GEORGE HARRISON
Brainwashed

Capitol Records

 

George Harrison CD.jpg (35148 bytes)

  The final chapter in Harrison’s musical book reads like a forceful prayer. The fact that the record was recorded with limited time from Harrison doesn’t show. Rumor has it that when he was too sick to go into the studio, he wrote notes to his son Dhani and producer Jeff Lynne on everything from track order to details on how he wanted the songs mixed. If you’re familiar with the last couple of albums that Harrison released (1987’s Cloud Nine and a pair of Traveling Wilburys collections), you know what to expect. Lynne’s uncluttered yet amazingly slick production is the order of the day, but he was smart enough to leave some rough edges and (even more importantly) make Harrison’s glistening guitar work shine like never before. One instrumental, “Marwa Blues,” is particularly stunning.
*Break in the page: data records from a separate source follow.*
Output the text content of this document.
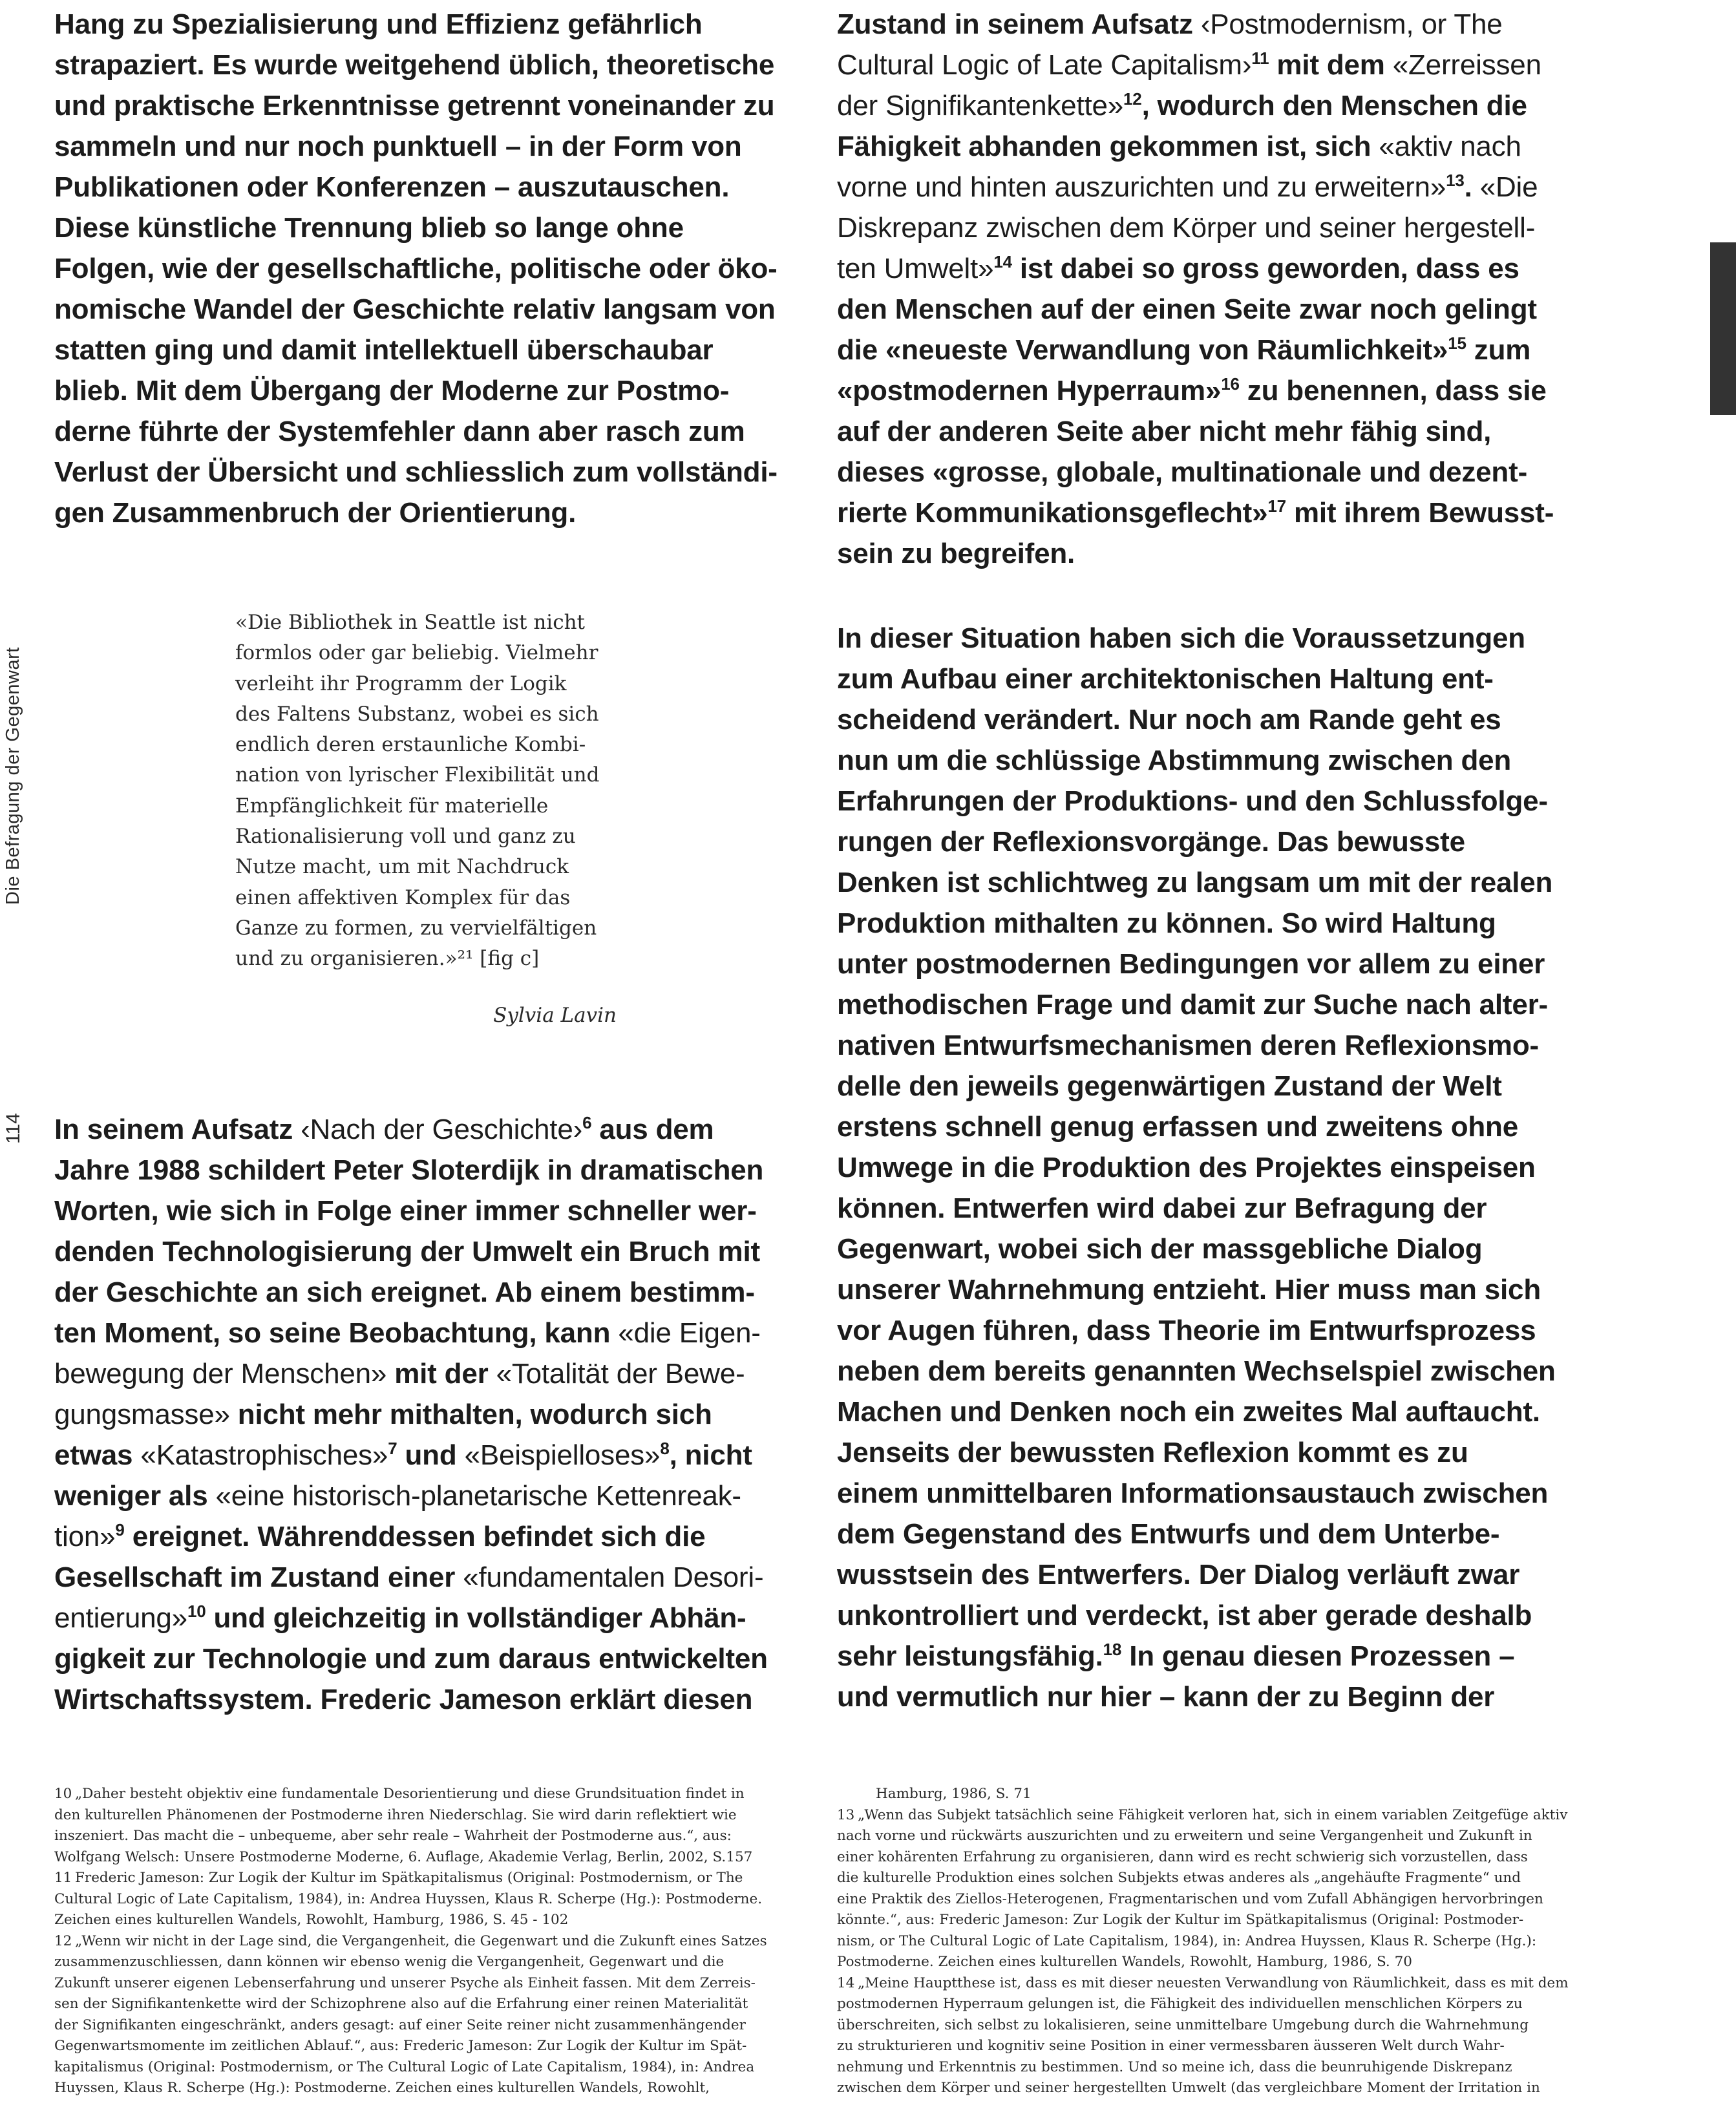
Die Befragung der Gegenwart
114
Hang zu Spezialisierung und Effizienz gefährlich
strapaziert. Es wurde weitgehend üblich, theoretische
und praktische Erkenntnisse getrennt voneinander zu
sammeln und nur noch punktuell – in der Form von
Publikationen oder Konferenzen – auszutauschen.
Diese künstliche Trennung blieb so lange ohne
Folgen, wie der gesellschaftliche, politische oder öko-
nomische Wandel der Geschichte relativ langsam von
statten ging und damit intellektuell überschaubar
blieb. Mit dem Übergang der Moderne zur Postmo-
derne führte der Systemfehler dann aber rasch zum
Verlust der Übersicht und schliesslich zum vollständi-
gen Zusammenbruch der Orientierung.
«Die Bibliothek in Seattle ist nicht
formlos oder gar beliebig. Vielmehr
verleiht ihr Programm der Logik
des Faltens Substanz, wobei es sich
endlich deren erstaunliche Kombi-
nation von lyrischer Flexibilität und
Empfänglichkeit für materielle
Rationalisierung voll und ganz zu
Nutze macht, um mit Nachdruck
einen affektiven Komplex für das
Ganze zu formen, zu vervielfältigen
und zu organisieren.»²¹ [fig c]
Sylvia Lavin
In seinem Aufsatz ‹Nach der Geschichte›$^6$ aus dem
Jahre 1988 schildert Peter Sloterdijk in dramatischen
Worten, wie sich in Folge einer immer schneller wer-
denden Technologisierung der Umwelt ein Bruch mit
der Geschichte an sich ereignet. Ab einem bestimm-
ten Moment, so seine Beobachtung, kann «die Eigen-
bewegung der Menschen» mit der «Totalität der Bewe-
gungsmasse» nicht mehr mithalten, wodurch sich
etwas «Katastrophisches»$^7$ und «Beispielloses»$^8$, nicht
weniger als «eine historisch-planetarische Kettenreak-
tion»$^9$ ereignet. Währenddessen befindet sich die
Gesellschaft im Zustand einer «fundamentalen Desori-
entierung»$^{10}$ und gleichzeitig in vollständiger Abhän-
gigkeit zur Technologie und zum daraus entwickelten
Wirtschaftssystem. Frederic Jameson erklärt diesen
Zustand in seinem Aufsatz ‹Postmodernism, or The
Cultural Logic of Late Capitalism›$^{11}$ mit dem «Zerreissen
der Signifikantenkette»$^{12}$, wodurch den Menschen die
Fähigkeit abhanden gekommen ist, sich «aktiv nach
vorne und hinten auszurichten und zu erweitern»$^{13}$. «Die
Diskrepanz zwischen dem Körper und seiner hergestell-
ten Umwelt»$^{14}$ ist dabei so gross geworden, dass es
den Menschen auf der einen Seite zwar noch gelingt
die «neueste Verwandlung von Räumlichkeit»$^{15}$ zum
«postmodernen Hyperraum»$^{16}$ zu benennen, dass sie
auf der anderen Seite aber nicht mehr fähig sind,
dieses «grosse, globale, multinationale und dezent-
rierte Kommunikationsgeflecht»$^{17}$ mit ihrem Bewusst-
sein zu begreifen.
In dieser Situation haben sich die Voraussetzungen
zum Aufbau einer architektonischen Haltung ent-
scheidend verändert. Nur noch am Rande geht es
nun um die schlüssige Abstimmung zwischen den
Erfahrungen der Produktions- und den Schlussfolge-
rungen der Reflexionsvorgänge. Das bewusste
Denken ist schlichtweg zu langsam um mit der realen
Produktion mithalten zu können. So wird Haltung
unter postmodernen Bedingungen vor allem zu einer
methodischen Frage und damit zur Suche nach alter-
nativen Entwurfsmechanismen deren Reflexionsmo-
delle den jeweils gegenwärtigen Zustand der Welt
erstens schnell genug erfassen und zweitens ohne
Umwege in die Produktion des Projektes einspeisen
können. Entwerfen wird dabei zur Befragung der
Gegenwart, wobei sich der massgebliche Dialog
unserer Wahrnehmung entzieht. Hier muss man sich
vor Augen führen, dass Theorie im Entwurfsprozess
neben dem bereits genannten Wechselspiel zwischen
Machen und Denken noch ein zweites Mal auftaucht.
Jenseits der bewussten Reflexion kommt es zu
einem unmittelbaren Informationsaustauch zwischen
dem Gegenstand des Entwurfs und dem Unterbe-
wusstsein des Entwerfers. Der Dialog verläuft zwar
unkontrolliert und verdeckt, ist aber gerade deshalb
sehr leistungsfähig.$^{18}$ In genau diesen Prozessen –
und vermutlich nur hier – kann der zu Beginn der
10 „Daher besteht objektiv eine fundamentale Desorientierung und diese Grundsituation findet in
den kulturellen Phänomenen der Postmoderne ihren Niederschlag. Sie wird darin reflektiert wie
inszeniert. Das macht die – unbequeme, aber sehr reale – Wahrheit der Postmoderne aus.“, aus:
Wolfgang Welsch: Unsere Postmoderne Moderne, 6. Auflage, Akademie Verlag, Berlin, 2002, S.157
11 Frederic Jameson: Zur Logik der Kultur im Spätkapitalismus (Original: Postmodernism, or The
Cultural Logic of Late Capitalism, 1984), in: Andrea Huyssen, Klaus R. Scherpe (Hg.): Postmoderne.
Zeichen eines kulturellen Wandels, Rowohlt, Hamburg, 1986, S. 45 - 102
12 „Wenn wir nicht in der Lage sind, die Vergangenheit, die Gegenwart und die Zukunft eines Satzes
zusammenzuschliessen, dann können wir ebenso wenig die Vergangenheit, Gegenwart und die
Zukunft unserer eigenen Lebenserfahrung und unserer Psyche als Einheit fassen. Mit dem Zerreis-
sen der Signifikantenkette wird der Schizophrene also auf die Erfahrung einer reinen Materialität
der Signifikanten eingeschränkt, anders gesagt: auf einer Seite reiner nicht zusammenhängender
Gegenwartsmomente im zeitlichen Ablauf.“, aus: Frederic Jameson: Zur Logik der Kultur im Spät-
kapitalismus (Original: Postmodernism, or The Cultural Logic of Late Capitalism, 1984), in: Andrea
Huyssen, Klaus R. Scherpe (Hg.): Postmoderne. Zeichen eines kulturellen Wandels, Rowohlt,
Hamburg, 1986, S. 71
13 „Wenn das Subjekt tatsächlich seine Fähigkeit verloren hat, sich in einem variablen Zeitgefüge aktiv
nach vorne und rückwärts auszurichten und zu erweitern und seine Vergangenheit und Zukunft in
einer kohärenten Erfahrung zu organisieren, dann wird es recht schwierig sich vorzustellen, dass
die kulturelle Produktion eines solchen Subjekts etwas anderes als „angehäufte Fragmente“ und
eine Praktik des Ziellos-Heterogenen, Fragmentarischen und vom Zufall Abhängigen hervorbringen
könnte.“, aus: Frederic Jameson: Zur Logik der Kultur im Spätkapitalismus (Original: Postmoder-
nism, or The Cultural Logic of Late Capitalism, 1984), in: Andrea Huyssen, Klaus R. Scherpe (Hg.):
Postmoderne. Zeichen eines kulturellen Wandels, Rowohlt, Hamburg, 1986, S. 70
14 „Meine Hauptthese ist, dass es mit dieser neuesten Verwandlung von Räumlichkeit, dass es mit dem
postmodernen Hyperraum gelungen ist, die Fähigkeit des individuellen menschlichen Körpers zu
überschreiten, sich selbst zu lokalisieren, seine unmittelbare Umgebung durch die Wahrnehmung
zu strukturieren und kognitiv seine Position in einer vermessbaren äusseren Welt durch Wahr-
nehmung und Erkenntnis zu bestimmen. Und so meine ich, dass die beunruhigende Diskrepanz
zwischen dem Körper und seiner hergestellten Umwelt (das vergleichbare Moment der Irritation in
Clear as a bell slide guitar rings through the gentle tune like a glass breeze. Obviously, under the circumstances, much of the lyrical content is an honest and at times humorous look at life and death. When he sings, “I lost my will to eat” in “Stuck Inside A Cloud” (the title itself a veiled reference to the addiction that eventually took him), it’s hard not to be touched. Of course, when one remembers that his first ever solo single was about meeting his maker (“My Sweet Lord”), it becomes clear that this poignancy is merely circumstantial. The man was on a spiritual quest for forty years and this was just another day of searching. Perhaps only a Beatle could Zen his way through lines like “I’ll be swimming until I can find those waters, that one unbounded ocean of bliss that’s flowing through your parents, sons and daughters but is still an easy thing for us to miss” and also mention how “Canadian geese crap” in the same song. It’s that down to earth brand of head in the sky attitude that made Harrison and The Beatles what they will always be. Brainwashed ends with the title track literally segueing into a prayer. That’s when the Eastern music that Harrison (for all intents and purposes) introduced to the Western world shows up for the only time. It’s haunting, relaxing and fitting, or as he says on the opening cut, “There was no beginning, there is no end. It wasn’t born and it never dies. There are no edges, there is no sides…bow to God and call him Sir, but if you don’t know where you’re going, any road will take you there.”